Home to Roost & other peckings by Deborah Devonshire
This is THE Deborah Devonshire, the youngest of the Mitford sisters.  A series of short stories, reminiscences of events she experienced from the farmers club dinner to President Kennedy’s funeral.  We used to visit Chatsworth estate and it is beautiful, we always looked out for the Duke or Duchess.  Anyone who Alan Bennett thinks is a character and funny gets my vote too.
My Dear, I Wanted To Tell You By Louisa Young
I do like history and have a draw towards WW1.  My Grandfather and his two brothers all served and survived, although Grandad was injured and lost an eye.  This book, although a novel helps you realise how much was hidden by some who served from those they loved.  It is based on the history and medicine of the time and gives a very moving view.  A book that just might make you cry.
Reaperman by Sir Terry Pratchett
Finally my ultimate book, this is one that if I had to choose only one book to keep and read forever it would be this one. The old desert island choice, this is mine.  I have found that reading this book has helped me in times of sadness, anger, stress and in times of joy.  It has pulled me out of reading slumps and I can honestly say I have now no idea how many times I have read it.  I own 5 copies, including a tape version (old style audio).  I only hope that everyone can find their version of my Reaperman to live with and enjoy, time and time again. 

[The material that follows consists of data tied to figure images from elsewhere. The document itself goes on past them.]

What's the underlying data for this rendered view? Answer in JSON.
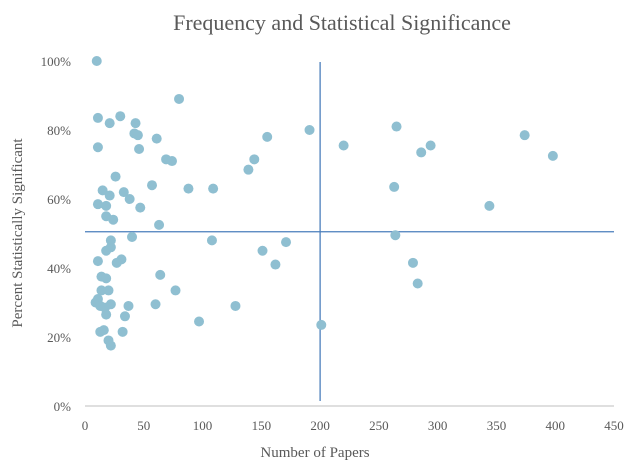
{
  "chart_data": {
    "type": "scatter",
    "title": "Frequency and Statistical Significance",
    "xlabel": "Number of Papers",
    "ylabel": "Percent Statistically Significant",
    "xlim": [
      0,
      450
    ],
    "ylim": [
      0,
      100
    ],
    "x_ticks": [
      0,
      50,
      100,
      150,
      200,
      250,
      300,
      350,
      400,
      450
    ],
    "x_tick_labels": [
      "0",
      "50",
      "100",
      "150",
      "200",
      "250",
      "300",
      "350",
      "400",
      "450"
    ],
    "y_ticks": [
      0,
      20,
      40,
      60,
      80,
      100
    ],
    "y_tick_labels": [
      "0%",
      "20%",
      "40%",
      "60%",
      "80%",
      "100%"
    ],
    "grid": false,
    "reference_lines": {
      "vertical_x": 200,
      "horizontal_y": 50.5
    },
    "colors": {
      "points": "#8fbfd1",
      "reference_lines": "#4a7ebb",
      "axis": "#bfbfbf",
      "text": "#595959"
    },
    "points": [
      {
        "x": 10,
        "y": 100
      },
      {
        "x": 80,
        "y": 89
      },
      {
        "x": 11,
        "y": 83.5
      },
      {
        "x": 30,
        "y": 84
      },
      {
        "x": 21,
        "y": 82
      },
      {
        "x": 43,
        "y": 82
      },
      {
        "x": 265,
        "y": 81
      },
      {
        "x": 191,
        "y": 80
      },
      {
        "x": 42,
        "y": 79
      },
      {
        "x": 45,
        "y": 78.5
      },
      {
        "x": 374,
        "y": 78.5
      },
      {
        "x": 155,
        "y": 78
      },
      {
        "x": 61,
        "y": 77.5
      },
      {
        "x": 220,
        "y": 75.5
      },
      {
        "x": 294,
        "y": 75.5
      },
      {
        "x": 11,
        "y": 75
      },
      {
        "x": 46,
        "y": 74.5
      },
      {
        "x": 286,
        "y": 73.5
      },
      {
        "x": 398,
        "y": 72.5
      },
      {
        "x": 144,
        "y": 71.5
      },
      {
        "x": 69,
        "y": 71.5
      },
      {
        "x": 74,
        "y": 71
      },
      {
        "x": 139,
        "y": 68.5
      },
      {
        "x": 26,
        "y": 66.5
      },
      {
        "x": 57,
        "y": 64
      },
      {
        "x": 263,
        "y": 63.5
      },
      {
        "x": 88,
        "y": 63
      },
      {
        "x": 109,
        "y": 63
      },
      {
        "x": 15,
        "y": 62.5
      },
      {
        "x": 33,
        "y": 62
      },
      {
        "x": 21,
        "y": 61
      },
      {
        "x": 38,
        "y": 60
      },
      {
        "x": 11,
        "y": 58.5
      },
      {
        "x": 18,
        "y": 58
      },
      {
        "x": 344,
        "y": 58
      },
      {
        "x": 47,
        "y": 57.5
      },
      {
        "x": 18,
        "y": 55
      },
      {
        "x": 24,
        "y": 54
      },
      {
        "x": 63,
        "y": 52.5
      },
      {
        "x": 264,
        "y": 49.5
      },
      {
        "x": 40,
        "y": 49
      },
      {
        "x": 22,
        "y": 48
      },
      {
        "x": 108,
        "y": 48
      },
      {
        "x": 171,
        "y": 47.5
      },
      {
        "x": 22,
        "y": 46
      },
      {
        "x": 18,
        "y": 45
      },
      {
        "x": 151,
        "y": 45
      },
      {
        "x": 31,
        "y": 42.5
      },
      {
        "x": 11,
        "y": 42
      },
      {
        "x": 27,
        "y": 41.5
      },
      {
        "x": 162,
        "y": 41
      },
      {
        "x": 279,
        "y": 41.5
      },
      {
        "x": 64,
        "y": 38
      },
      {
        "x": 14,
        "y": 37.5
      },
      {
        "x": 18,
        "y": 37
      },
      {
        "x": 283,
        "y": 35.5
      },
      {
        "x": 14,
        "y": 33.5
      },
      {
        "x": 20,
        "y": 33.5
      },
      {
        "x": 77,
        "y": 33.5
      },
      {
        "x": 9,
        "y": 30
      },
      {
        "x": 11,
        "y": 31
      },
      {
        "x": 13,
        "y": 29
      },
      {
        "x": 17,
        "y": 28.5
      },
      {
        "x": 22,
        "y": 29.5
      },
      {
        "x": 37,
        "y": 29
      },
      {
        "x": 60,
        "y": 29.5
      },
      {
        "x": 128,
        "y": 29
      },
      {
        "x": 18,
        "y": 26.5
      },
      {
        "x": 34,
        "y": 26
      },
      {
        "x": 97,
        "y": 24.5
      },
      {
        "x": 201,
        "y": 23.5
      },
      {
        "x": 13,
        "y": 21.5
      },
      {
        "x": 16,
        "y": 22
      },
      {
        "x": 32,
        "y": 21.5
      },
      {
        "x": 20,
        "y": 19
      },
      {
        "x": 22,
        "y": 17.5
      }
    ]
  }
}
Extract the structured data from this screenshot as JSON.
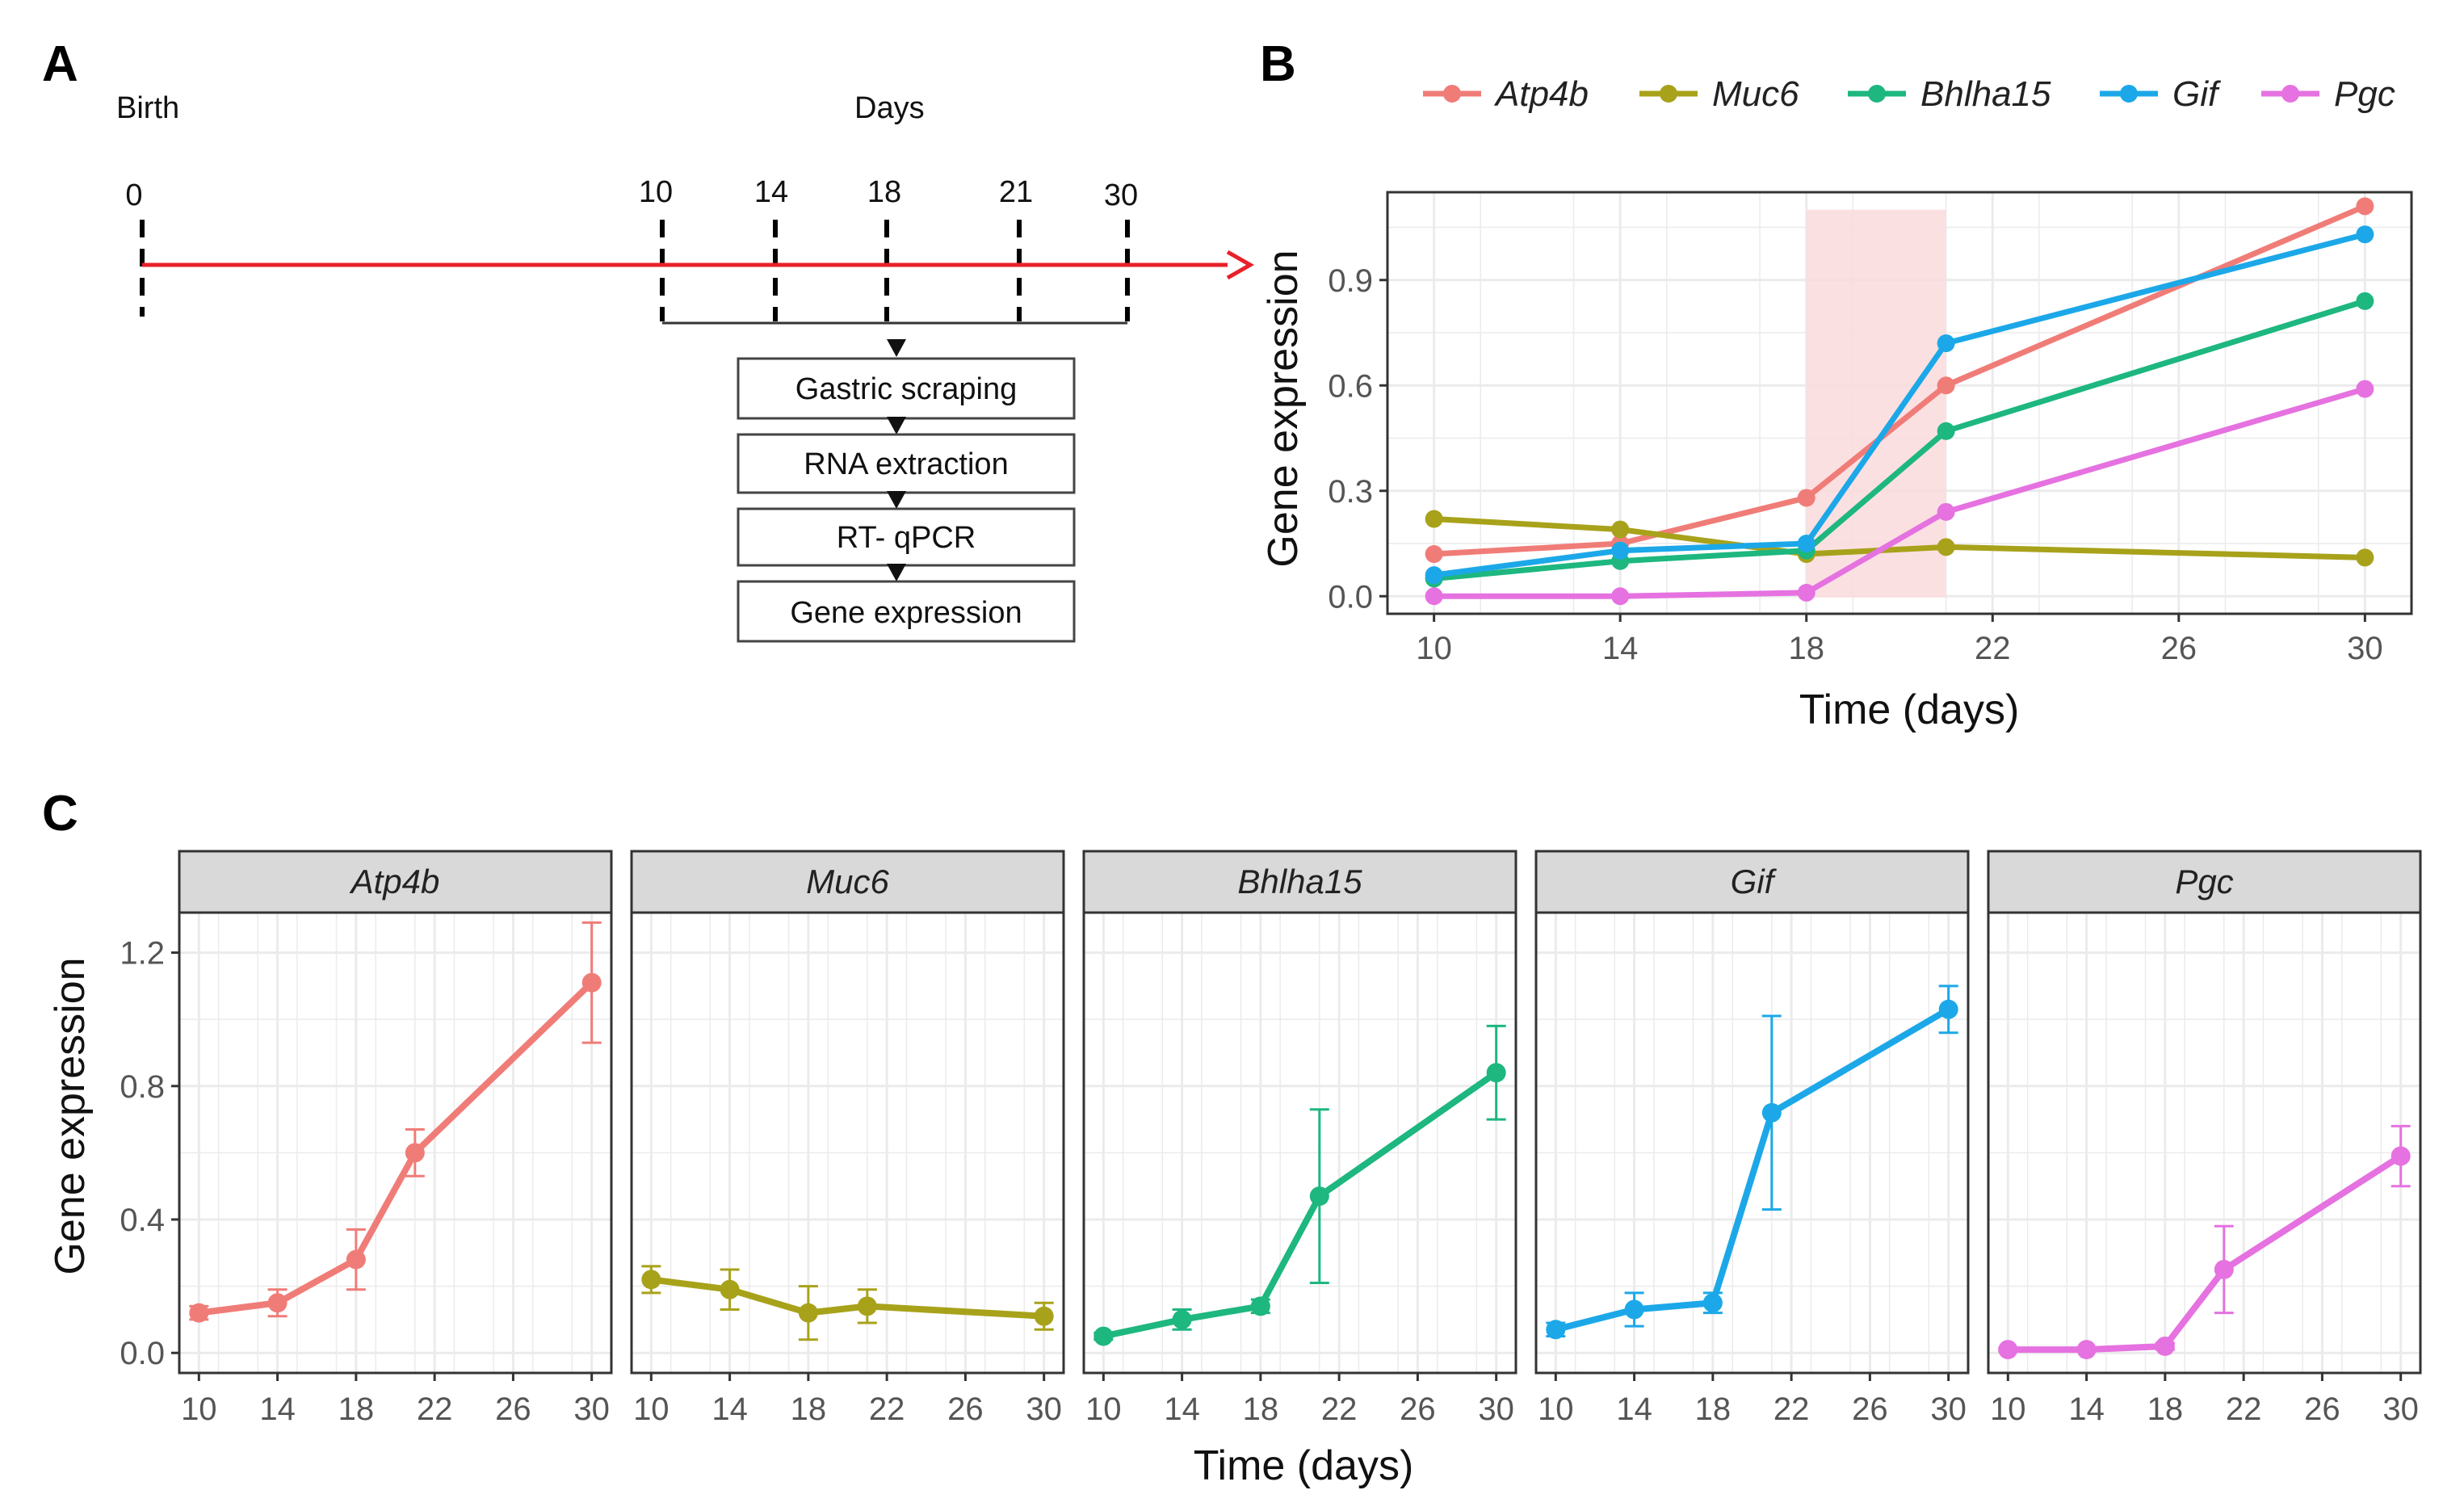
{
  "colors": {
    "Atp4b": "#F07C78",
    "Muc6": "#A8A21B",
    "Bhlha15": "#1DB77F",
    "Gif": "#1CA8E8",
    "Pgc": "#E572E0",
    "timeline": "#E8212A",
    "highlight": "#FADADD",
    "grid": "#EBEBEB",
    "strip_bg": "#D9D9D9"
  },
  "panels": {
    "a": "A",
    "b": "B",
    "c": "C"
  },
  "timeline": {
    "birth_label": "Birth",
    "days_label": "Days",
    "start_tick": "0",
    "sample_ticks": [
      "10",
      "14",
      "18",
      "21",
      "30"
    ],
    "steps": [
      "Gastric scraping",
      "RNA extraction",
      "RT- qPCR",
      "Gene expression"
    ]
  },
  "chart_data": [
    {
      "type": "line",
      "panel": "B",
      "xlabel": "Time (days)",
      "ylabel": "Gene expression",
      "xlim": [
        9,
        31
      ],
      "ylim": [
        -0.05,
        1.15
      ],
      "xticks": [
        10,
        14,
        18,
        22,
        26,
        30
      ],
      "yticks": [
        0.0,
        0.3,
        0.6,
        0.9
      ],
      "ytick_labels": [
        "0.0",
        "0.3",
        "0.6",
        "0.9"
      ],
      "highlight_x": [
        18,
        21
      ],
      "legend_position": "top",
      "x": [
        10,
        14,
        18,
        21,
        30
      ],
      "series": [
        {
          "name": "Atp4b",
          "values": [
            0.12,
            0.15,
            0.28,
            0.6,
            1.11
          ]
        },
        {
          "name": "Muc6",
          "values": [
            0.22,
            0.19,
            0.12,
            0.14,
            0.11
          ]
        },
        {
          "name": "Bhlha15",
          "values": [
            0.05,
            0.1,
            0.13,
            0.47,
            0.84
          ]
        },
        {
          "name": "Gif",
          "values": [
            0.06,
            0.13,
            0.15,
            0.72,
            1.03
          ]
        },
        {
          "name": "Pgc",
          "values": [
            0.0,
            0.0,
            0.01,
            0.24,
            0.59
          ]
        }
      ]
    },
    {
      "type": "line",
      "panel": "C",
      "faceted": true,
      "xlabel": "Time (days)",
      "ylabel": "Gene expression",
      "xlim": [
        9,
        31
      ],
      "ylim": [
        -0.06,
        1.32
      ],
      "xticks": [
        10,
        14,
        18,
        22,
        26,
        30
      ],
      "yticks": [
        0.0,
        0.4,
        0.8,
        1.2
      ],
      "ytick_labels": [
        "0.0",
        "0.4",
        "0.8",
        "1.2"
      ],
      "x": [
        10,
        14,
        18,
        21,
        30
      ],
      "series": [
        {
          "name": "Atp4b",
          "values": [
            0.12,
            0.15,
            0.28,
            0.6,
            1.11
          ],
          "error": [
            0.02,
            0.04,
            0.09,
            0.07,
            0.18
          ]
        },
        {
          "name": "Muc6",
          "values": [
            0.22,
            0.19,
            0.12,
            0.14,
            0.11
          ],
          "error": [
            0.04,
            0.06,
            0.08,
            0.05,
            0.04
          ]
        },
        {
          "name": "Bhlha15",
          "values": [
            0.05,
            0.1,
            0.14,
            0.47,
            0.84
          ],
          "error": [
            0.01,
            0.03,
            0.02,
            0.26,
            0.14
          ]
        },
        {
          "name": "Gif",
          "values": [
            0.07,
            0.13,
            0.15,
            0.72,
            1.03
          ],
          "error": [
            0.02,
            0.05,
            0.03,
            0.29,
            0.07
          ]
        },
        {
          "name": "Pgc",
          "values": [
            0.01,
            0.01,
            0.02,
            0.25,
            0.59
          ],
          "error": [
            0.005,
            0.005,
            0.01,
            0.13,
            0.09
          ]
        }
      ]
    }
  ]
}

So those are Lisa’s choices! Some corkers there (I know because I recommended a couple!) a good mix of fiction and non-fiction and chosen because they are steeped in nostalgia or because Lisa would happily read them again and enjoy them just as much as the first time round. It’s sometimes tricky with favourite books to re-read them, what if the magic fades the second time round? But I suppose the test of a true favourite is the ability to return to it and love it all over again.

It’s always nice to have other people recommend books and I hope you’ll see something you might like to take a look at within these 20 books.

It’s a tough task to pull a list together of your favourite 10 books. The very idea brings me out in a cold sweat but I think Lisa and Gary have done a crackin job!

Thank you!

See you all again soon.

Amanda – Bookish Chat xxx

6 thoughts on “Family Favourites: Could You Choose Your Top Ten Favourite Books?

  1. So enjoyed reading this and getting to know your family through their book choices. I love the fact that they have kept these treasured books, especially that Enid Blyton, for decades.. I don’t think I have any books from my childhood sadly


    1. Yes the choices are very special to them both. I have one childhood favourite book but it’s not the original copy. I had to buy myself another copy in my adult years. (The Little Girl And The Tiny Doll)


  2. Such an interesting blog! I love seeing other people’s favourites. I think I had that copy of Mr Galliano’s Circus, but sadly all my Enid Blytons were thrown away when my mum moved.


    1. It’s always interesting to see other people’s book choices. Especially when they have memories attached.